The fossil of an early snake-like animal – called Lethiscus stocki – has kept its evolutionary secrets for the last 340-million years.

Now, an international team of researchers, led by the University of Calgary, has revealed new insights into the ancient Scottish fossil that dramatically challenge our understanding of the early evolution of tetrapods, or four-limbed animals with backbones.

Their findings have just been published in the research journal Nature.




It forces a radical rethink of what evolution was capable of among the first tetrapods,” said project lead Jason Anderson, a paleontologist and Professor at the University of Calgary Faculty of Veterinary Medicine (UCVM).

Before this study, ancient tetrapods – the ancestors of humans and other modern-day vertebrates – were thought to have evolved very slowly from fish to animals with limbs.
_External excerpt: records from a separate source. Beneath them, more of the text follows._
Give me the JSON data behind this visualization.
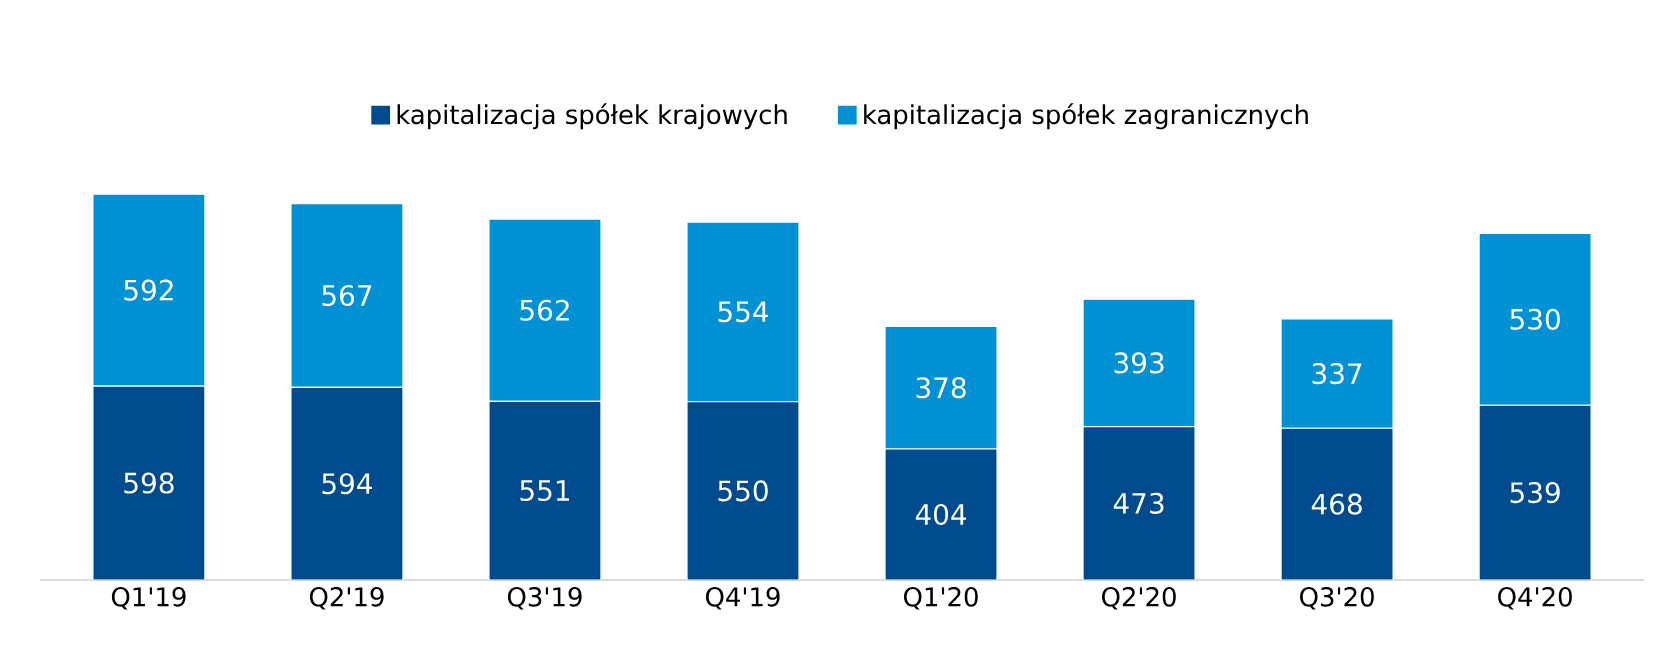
{
  "chart_data": {
    "type": "bar",
    "stacked": true,
    "data_labels": true,
    "legend": "top",
    "categories": [
      "Q1'19",
      "Q2'19",
      "Q3'19",
      "Q4'19",
      "Q1'20",
      "Q2'20",
      "Q3'20",
      "Q4'20"
    ],
    "series": [
      {
        "name": "kapitalizacja spółek krajowych",
        "color": "#004b8d",
        "values": [
          598,
          594,
          551,
          550,
          404,
          473,
          468,
          539
        ]
      },
      {
        "name": "kapitalizacja spółek zagranicznych",
        "color": "#0091d5",
        "values": [
          592,
          567,
          562,
          554,
          378,
          393,
          337,
          530
        ]
      }
    ]
  }
}
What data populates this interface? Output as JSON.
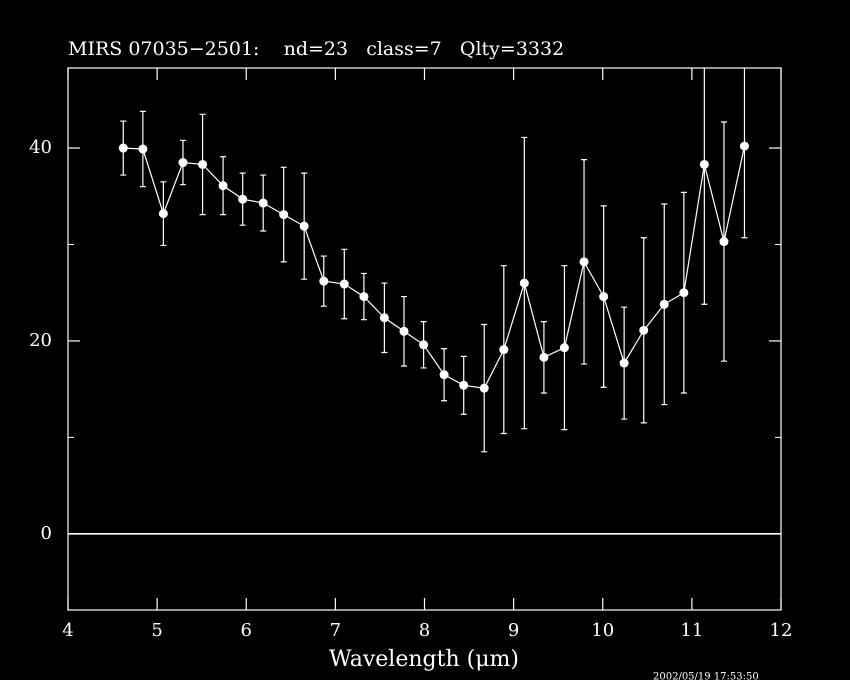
{
  "chart_data": {
    "type": "line",
    "title": "MIRS 07035−2501:    nd=23   class=7   Qlty=3332",
    "xlabel": "Wavelength (μm)",
    "timestamp": "2002/05/19 17:53:50",
    "x": [
      4.62,
      4.84,
      5.07,
      5.29,
      5.51,
      5.74,
      5.96,
      6.19,
      6.42,
      6.65,
      6.87,
      7.1,
      7.32,
      7.55,
      7.77,
      7.99,
      8.22,
      8.44,
      8.67,
      8.89,
      9.12,
      9.34,
      9.57,
      9.79,
      10.01,
      10.24,
      10.46,
      10.69,
      10.91,
      11.14,
      11.36,
      11.59
    ],
    "series": [
      {
        "color": "#ffffff",
        "values": [
          40.0,
          39.9,
          33.2,
          38.5,
          38.3,
          36.1,
          34.7,
          34.3,
          33.1,
          31.9,
          26.2,
          25.9,
          24.6,
          22.4,
          21.0,
          19.6,
          16.5,
          15.4,
          15.1,
          19.1,
          26.0,
          18.3,
          19.3,
          28.2,
          24.6,
          17.7,
          21.1,
          23.8,
          25.0,
          38.3,
          30.3,
          40.2
        ],
        "errors": [
          2.8,
          3.9,
          3.3,
          2.3,
          5.2,
          3.0,
          2.7,
          2.9,
          4.9,
          5.5,
          2.6,
          3.6,
          2.4,
          3.6,
          3.6,
          2.4,
          2.7,
          3.0,
          6.6,
          8.7,
          15.1,
          3.7,
          8.5,
          10.6,
          9.4,
          5.8,
          9.6,
          10.4,
          10.4,
          14.5,
          12.4,
          9.5
        ]
      }
    ],
    "hline": 0,
    "xlim": [
      4,
      12
    ],
    "ylim": [
      -7.9,
      48.3
    ],
    "xticks": [
      4,
      5,
      6,
      7,
      8,
      9,
      10,
      11,
      12
    ],
    "yticks": [
      0,
      20,
      40
    ],
    "yminorticks": [
      10,
      30
    ]
  }
}
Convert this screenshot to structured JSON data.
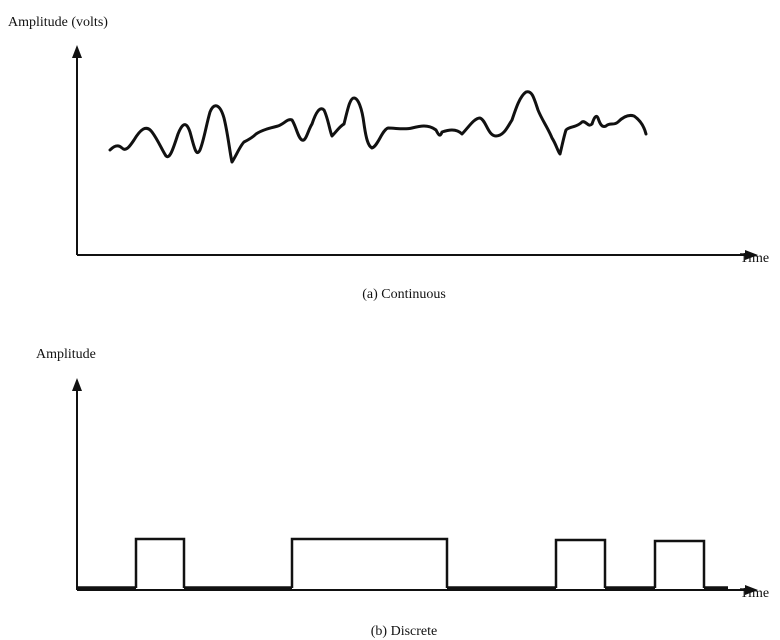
{
  "panel_a": {
    "y_label": "Amplitude (volts)",
    "x_label": "Time",
    "caption": "(a) Continuous"
  },
  "panel_b": {
    "y_label": "Amplitude",
    "x_label": "Time",
    "caption": "(b) Discrete"
  }
}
We used to think that the fin-to-limb transition was a slow evolution to becoming gradually less fish like,” he said.

But Lethiscus shows immediate, and dramatic, evolutionary experimentation. The lineage shrunk in size, and lost limbs almost immediately after they first evolved. It’s like a snake on the outside but a fish on the inside.

Using micro-computer tomography (CT) scanners and advanced computing software, Anderson and study lead author Jason Pardo, a doctoral student supervised by Anderson, got a close look at the internal anatomy of the fossilized Lethiscus.
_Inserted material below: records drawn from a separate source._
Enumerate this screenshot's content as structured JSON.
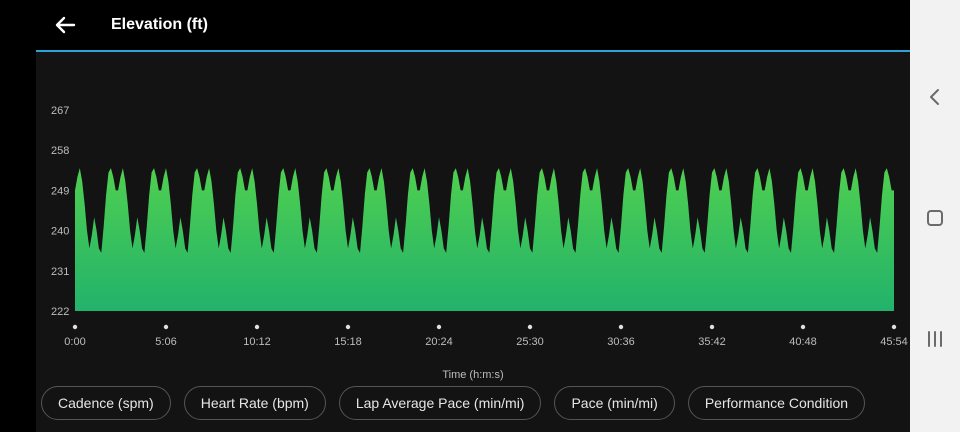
{
  "header": {
    "title": "Elevation (ft)",
    "back_icon": "arrow-left-icon"
  },
  "colors": {
    "accent_line": "#29a3d8",
    "fill_top": "#4fcf50",
    "fill_bottom": "#22b26b",
    "panel_bg": "#131313"
  },
  "chart_data": {
    "type": "area",
    "title": "Elevation (ft)",
    "xlabel": "Time (h:m:s)",
    "ylabel": "",
    "yticks": [
      "267",
      "258",
      "249",
      "240",
      "231",
      "222"
    ],
    "ylim": [
      222,
      267
    ],
    "xticks": [
      "0:00",
      "5:06",
      "10:12",
      "15:18",
      "20:24",
      "25:30",
      "30:36",
      "35:42",
      "40:48",
      "45:54"
    ],
    "xlim_seconds": [
      0,
      2754
    ],
    "pattern": "repeating cycle, about 19 oscillations",
    "cycle_profile_ft": [
      249,
      252,
      254,
      251,
      246,
      240,
      236,
      239,
      243,
      240,
      236,
      235,
      241,
      248,
      253,
      254,
      252,
      249
    ],
    "min_ft": 235,
    "max_ft": 254
  },
  "metric_chips": [
    "Cadence (spm)",
    "Heart Rate (bpm)",
    "Lap Average Pace (min/mi)",
    "Pace (min/mi)",
    "Performance Condition"
  ],
  "system_nav": {
    "back": "chevron-left-icon",
    "home": "home-square-icon",
    "recents": "recents-lines-icon"
  }
}
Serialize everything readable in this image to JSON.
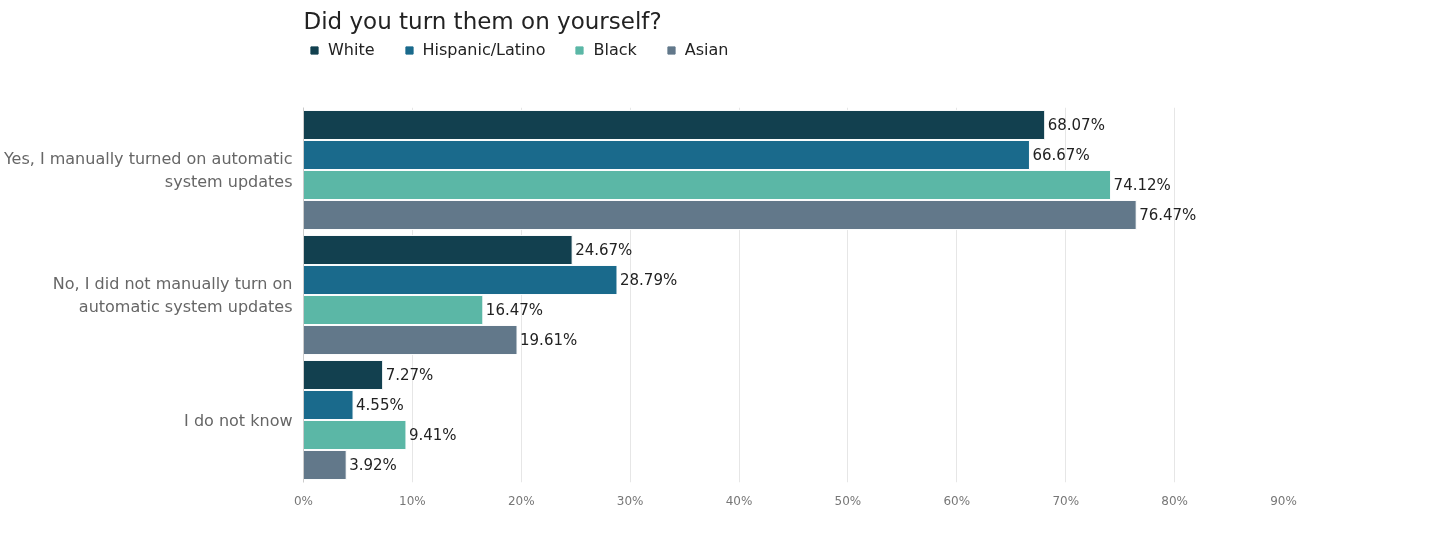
{
  "chart_data": {
    "type": "bar",
    "orientation": "horizontal",
    "title": "Did you turn them on yourself?",
    "categories": [
      "Yes, I manually turned on automatic system updates",
      "No, I did not manually turn on automatic system updates",
      "I do not know"
    ],
    "series": [
      {
        "name": "White",
        "color": "#12404f",
        "values": [
          68.07,
          24.67,
          7.27
        ],
        "value_labels": [
          "68.07%",
          "24.67%",
          "7.27%"
        ]
      },
      {
        "name": "Hispanic/Latino",
        "color": "#1a6a8c",
        "values": [
          66.67,
          28.79,
          4.55
        ],
        "value_labels": [
          "66.67%",
          "28.79%",
          "4.55%"
        ]
      },
      {
        "name": "Black",
        "color": "#5bb7a6",
        "values": [
          74.12,
          16.47,
          9.41
        ],
        "value_labels": [
          "74.12%",
          "16.47%",
          "9.41%"
        ]
      },
      {
        "name": "Asian",
        "color": "#62788a",
        "values": [
          76.47,
          19.61,
          3.92
        ],
        "value_labels": [
          "76.47%",
          "19.61%",
          "3.92%"
        ]
      }
    ],
    "xlim": [
      0,
      90
    ],
    "xticks": [
      {
        "value": 0,
        "label": "0%"
      },
      {
        "value": 10,
        "label": "10%"
      },
      {
        "value": 20,
        "label": "20%"
      },
      {
        "value": 30,
        "label": "30%"
      },
      {
        "value": 40,
        "label": "40%"
      },
      {
        "value": 50,
        "label": "50%"
      },
      {
        "value": 60,
        "label": "60%"
      },
      {
        "value": 70,
        "label": "70%"
      },
      {
        "value": 80,
        "label": "80%"
      },
      {
        "value": 90,
        "label": "90%"
      }
    ],
    "grid": "x",
    "legend": "top left"
  }
}
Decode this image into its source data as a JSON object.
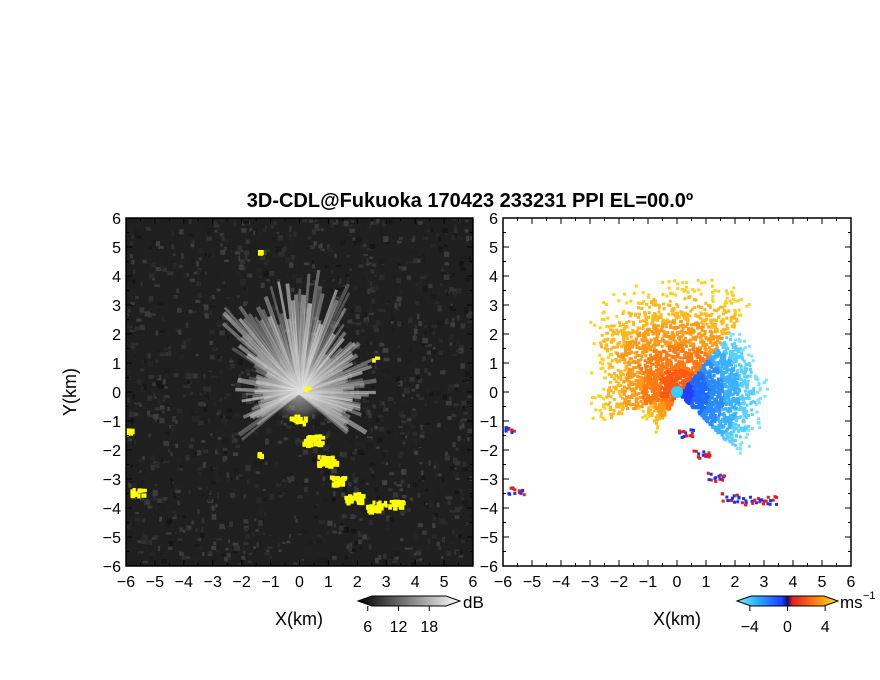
{
  "title": "3D-CDL@Fukuoka 170423 233231 PPI EL=00.0º",
  "colors": {
    "background": "#ffffff",
    "left_panel_bg": "#1f1f1f",
    "highlight": "#ffff00",
    "velocity_negative": "#1e5bff",
    "velocity_positive": "#f06a10"
  },
  "chart_data": [
    {
      "type": "heatmap",
      "name": "ppi-reflectivity",
      "xlabel": "X(km)",
      "ylabel": "Y(km)",
      "xlim": [
        -6,
        6
      ],
      "ylim": [
        -6,
        6
      ],
      "xticks": [
        -6,
        -5,
        -4,
        -3,
        -2,
        -1,
        0,
        1,
        2,
        3,
        4,
        5,
        6
      ],
      "yticks": [
        -6,
        -5,
        -4,
        -3,
        -2,
        -1,
        0,
        1,
        2,
        3,
        4,
        5,
        6
      ],
      "colorbar": {
        "unit": "dB",
        "ticks": [
          6,
          12,
          18
        ],
        "range": [
          0,
          24
        ]
      }
    },
    {
      "type": "heatmap",
      "name": "ppi-doppler-velocity",
      "xlabel": "X(km)",
      "ylabel": "",
      "xlim": [
        -6,
        6
      ],
      "ylim": [
        -6,
        6
      ],
      "xticks": [
        -6,
        -5,
        -4,
        -3,
        -2,
        -1,
        0,
        1,
        2,
        3,
        4,
        5,
        6
      ],
      "yticks": [
        -6,
        -5,
        -4,
        -3,
        -2,
        -1,
        0,
        1,
        2,
        3,
        4,
        5,
        6
      ],
      "colorbar": {
        "unit": "ms",
        "unit_exp": "−1",
        "ticks": [
          -4,
          0,
          4
        ],
        "range": [
          -6,
          6
        ]
      }
    }
  ]
}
After reconstructing CT scans its entire skull was revealed, with extraordinary results.

The anatomy didn’t fit with our expectations,” explains Pardo.
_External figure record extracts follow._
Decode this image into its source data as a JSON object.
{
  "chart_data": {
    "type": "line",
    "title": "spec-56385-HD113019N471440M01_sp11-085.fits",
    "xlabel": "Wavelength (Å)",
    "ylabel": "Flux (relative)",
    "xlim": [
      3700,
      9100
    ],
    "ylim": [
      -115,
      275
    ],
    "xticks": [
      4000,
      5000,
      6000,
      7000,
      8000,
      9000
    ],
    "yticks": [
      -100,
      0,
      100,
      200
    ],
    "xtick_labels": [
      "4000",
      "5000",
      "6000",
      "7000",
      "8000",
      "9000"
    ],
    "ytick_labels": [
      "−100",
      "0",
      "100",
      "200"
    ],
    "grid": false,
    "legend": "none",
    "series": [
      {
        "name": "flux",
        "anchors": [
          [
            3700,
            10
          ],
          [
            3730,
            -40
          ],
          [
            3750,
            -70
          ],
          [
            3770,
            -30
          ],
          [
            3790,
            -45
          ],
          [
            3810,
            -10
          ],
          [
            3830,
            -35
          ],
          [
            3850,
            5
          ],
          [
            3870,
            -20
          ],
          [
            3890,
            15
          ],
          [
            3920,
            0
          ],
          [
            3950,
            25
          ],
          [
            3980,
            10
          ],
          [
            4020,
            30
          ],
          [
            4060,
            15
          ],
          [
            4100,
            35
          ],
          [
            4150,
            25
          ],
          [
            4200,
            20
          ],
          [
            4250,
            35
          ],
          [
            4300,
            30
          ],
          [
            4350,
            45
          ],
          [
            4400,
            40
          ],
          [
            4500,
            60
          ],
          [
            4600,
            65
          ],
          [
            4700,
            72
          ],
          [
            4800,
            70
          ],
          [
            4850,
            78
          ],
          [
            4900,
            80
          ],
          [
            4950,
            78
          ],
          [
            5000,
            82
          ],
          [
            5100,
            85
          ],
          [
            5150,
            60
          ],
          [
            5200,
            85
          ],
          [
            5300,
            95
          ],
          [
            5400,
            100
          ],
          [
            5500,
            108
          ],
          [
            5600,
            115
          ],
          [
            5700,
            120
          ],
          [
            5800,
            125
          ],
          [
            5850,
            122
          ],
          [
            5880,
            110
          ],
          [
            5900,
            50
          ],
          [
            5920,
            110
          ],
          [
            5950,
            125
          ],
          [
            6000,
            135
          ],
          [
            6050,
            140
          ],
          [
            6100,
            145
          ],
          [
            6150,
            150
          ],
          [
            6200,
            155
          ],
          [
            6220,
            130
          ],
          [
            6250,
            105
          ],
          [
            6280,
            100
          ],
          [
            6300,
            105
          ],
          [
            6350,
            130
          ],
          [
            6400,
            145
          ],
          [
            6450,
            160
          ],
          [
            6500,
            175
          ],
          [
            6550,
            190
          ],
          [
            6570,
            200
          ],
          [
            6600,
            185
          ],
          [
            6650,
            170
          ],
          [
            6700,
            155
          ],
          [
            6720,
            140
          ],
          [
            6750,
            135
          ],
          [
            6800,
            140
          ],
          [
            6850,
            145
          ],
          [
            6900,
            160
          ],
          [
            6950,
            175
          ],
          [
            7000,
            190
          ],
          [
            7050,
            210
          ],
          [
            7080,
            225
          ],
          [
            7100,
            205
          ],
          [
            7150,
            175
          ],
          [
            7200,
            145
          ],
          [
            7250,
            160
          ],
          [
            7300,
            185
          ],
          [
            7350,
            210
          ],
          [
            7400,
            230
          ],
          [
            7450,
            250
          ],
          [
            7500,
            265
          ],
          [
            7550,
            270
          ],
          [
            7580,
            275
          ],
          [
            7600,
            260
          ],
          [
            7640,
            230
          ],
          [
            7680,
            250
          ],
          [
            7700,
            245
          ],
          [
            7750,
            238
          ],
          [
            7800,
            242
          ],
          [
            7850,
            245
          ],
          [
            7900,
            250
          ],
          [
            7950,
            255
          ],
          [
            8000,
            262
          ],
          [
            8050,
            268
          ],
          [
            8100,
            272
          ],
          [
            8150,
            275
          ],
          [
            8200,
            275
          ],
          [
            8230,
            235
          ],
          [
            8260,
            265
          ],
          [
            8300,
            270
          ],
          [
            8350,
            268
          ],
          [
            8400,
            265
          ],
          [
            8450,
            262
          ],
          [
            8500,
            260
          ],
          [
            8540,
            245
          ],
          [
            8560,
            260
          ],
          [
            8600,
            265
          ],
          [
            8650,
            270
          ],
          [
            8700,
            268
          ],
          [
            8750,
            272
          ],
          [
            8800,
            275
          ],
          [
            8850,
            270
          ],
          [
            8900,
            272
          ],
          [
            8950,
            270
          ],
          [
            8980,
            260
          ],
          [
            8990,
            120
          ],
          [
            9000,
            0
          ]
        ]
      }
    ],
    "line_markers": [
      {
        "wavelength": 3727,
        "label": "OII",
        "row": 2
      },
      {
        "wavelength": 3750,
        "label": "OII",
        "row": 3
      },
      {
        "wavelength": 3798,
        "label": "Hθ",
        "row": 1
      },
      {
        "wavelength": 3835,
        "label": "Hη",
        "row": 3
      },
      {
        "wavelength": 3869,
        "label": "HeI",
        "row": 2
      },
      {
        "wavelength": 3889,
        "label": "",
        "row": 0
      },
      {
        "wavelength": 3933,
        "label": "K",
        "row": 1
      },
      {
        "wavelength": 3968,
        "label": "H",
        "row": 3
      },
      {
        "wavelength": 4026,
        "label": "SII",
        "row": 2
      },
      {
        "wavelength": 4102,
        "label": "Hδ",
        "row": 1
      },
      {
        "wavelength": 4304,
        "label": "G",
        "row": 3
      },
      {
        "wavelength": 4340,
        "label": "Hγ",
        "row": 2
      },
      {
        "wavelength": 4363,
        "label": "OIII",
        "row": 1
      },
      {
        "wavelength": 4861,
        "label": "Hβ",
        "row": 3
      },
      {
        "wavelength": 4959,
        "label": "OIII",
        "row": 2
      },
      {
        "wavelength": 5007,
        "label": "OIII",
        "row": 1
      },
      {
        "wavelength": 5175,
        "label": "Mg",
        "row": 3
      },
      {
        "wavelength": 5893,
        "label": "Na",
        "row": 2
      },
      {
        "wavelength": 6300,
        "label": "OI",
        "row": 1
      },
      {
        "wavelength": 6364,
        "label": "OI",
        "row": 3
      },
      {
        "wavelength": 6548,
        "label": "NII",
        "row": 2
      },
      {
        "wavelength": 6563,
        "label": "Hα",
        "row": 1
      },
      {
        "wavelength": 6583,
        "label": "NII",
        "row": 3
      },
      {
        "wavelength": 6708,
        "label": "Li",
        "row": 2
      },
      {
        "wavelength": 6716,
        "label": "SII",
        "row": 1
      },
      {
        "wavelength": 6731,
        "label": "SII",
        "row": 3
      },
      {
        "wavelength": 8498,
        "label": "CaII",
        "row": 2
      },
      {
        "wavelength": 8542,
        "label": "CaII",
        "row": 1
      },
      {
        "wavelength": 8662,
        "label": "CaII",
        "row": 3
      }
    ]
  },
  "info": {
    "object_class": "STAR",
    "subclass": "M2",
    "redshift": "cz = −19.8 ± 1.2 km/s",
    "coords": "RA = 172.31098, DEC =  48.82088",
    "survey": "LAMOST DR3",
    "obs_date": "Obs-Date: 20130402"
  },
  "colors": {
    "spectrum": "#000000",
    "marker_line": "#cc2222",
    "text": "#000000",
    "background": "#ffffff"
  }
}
Many body structures didn’t make sense in the context of amphibian or reptile anatomy.” But the anatomy did make sense when it was compared to early fish.

We could see the entirety of the skull. We could see where the brain was, the inner ear cavities. It was all extremely fish-like,” explains Pardo, outlining anatomy that’s common in fish but unknown in tetrapods except in the very first.

The anatomy of the paddlefish, a modern fish with many primitive features, became a model for certain aspects of Lethiscus’ anatomy.

When they included this new anatomical information into an analysis of its relationship to other animals, Lethiscus moved its position on the ‘family tree’, dropping into the earliest stages of the fin-to-limb transition.

It’s a very satisfying result, having them among other animals that lived at the same time,” says Anderson.

The results match better with the sequence of evolution implied by the geologic record.

Lethiscus also has broad impacts on evolutionary biology and people doing molecular clock reproductions of modern animals,” says Anderson.

They use fossils to calibrate the molecular clock. By removing Lethiscus from the immediate ancestry of modern tetrapods, it changes the calibration date used in those analyses.